There are innumerable variations on this right of first refusal structure. Sometimes it is a threshold requirement on a voluntary transfer that some or all other owners approve of the transfer. Sometimes the company has the opportunity to buy the interest. Sometimes only the other owners have the opportunity.  Sometimes it is only a subset of the owners. Sometimes it is both owners and the company. Sometimes the company has the right and sometimes it has the obligation. It all depends on what is right for your business and your family. Furthermore the price and the terms of the sale are also flexible. Most times, the price will be set by the company with some form of acceptable dispute resolution process, but this is not necessary.  Frequently, the price will be payable in some combination of cash and notes, so that the company and the other owners do not have to have a substantial amount of cash on hand to be able to exercise their right. The other terms of the purchase, including timing, are generally set out in a buy/sell agreement with an eye towards expediency and certainty of completing the purchase.

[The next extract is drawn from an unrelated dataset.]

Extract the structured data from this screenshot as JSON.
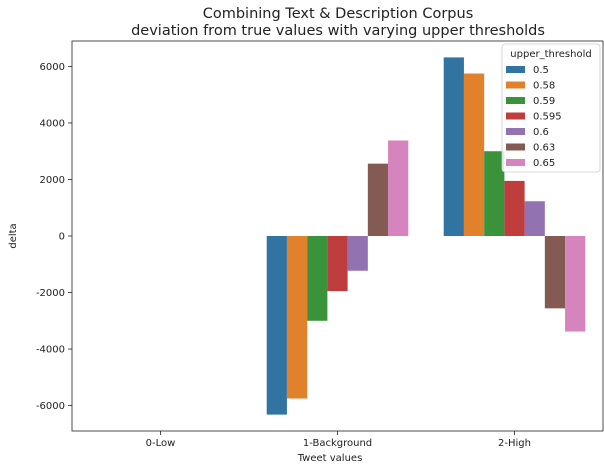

And, with anything, it is important to be mindful of the tax consequences to all the parties involved. A purchase of the stock by another family member under this mechanism is just that, and in most cases will result in long term capital gain tax treatment for the selling family member and a step up in the basis of the stock for the buying family member. A purchase by the company can be more complicated from a tax perspective. A company’s purchase of its own stock may be treated as a redemption and, therefore, perhaps a distribution. The tax treatment of distributions, particularly from Subchapter C corporations, can be complicated and it is important to have tax counsel, in addition to corporate counsel, review these provisions.

So if you are concerned about keeping ownership of your family business within the family, you will need some form of buy/sell agreement.  But not all buy/sell agreements are created equal – a good attorney can employ incredible flexibility that will allow you to protect your business, create the right incentives within the family and minimize tax burdens, all in a manner that is customized to your business.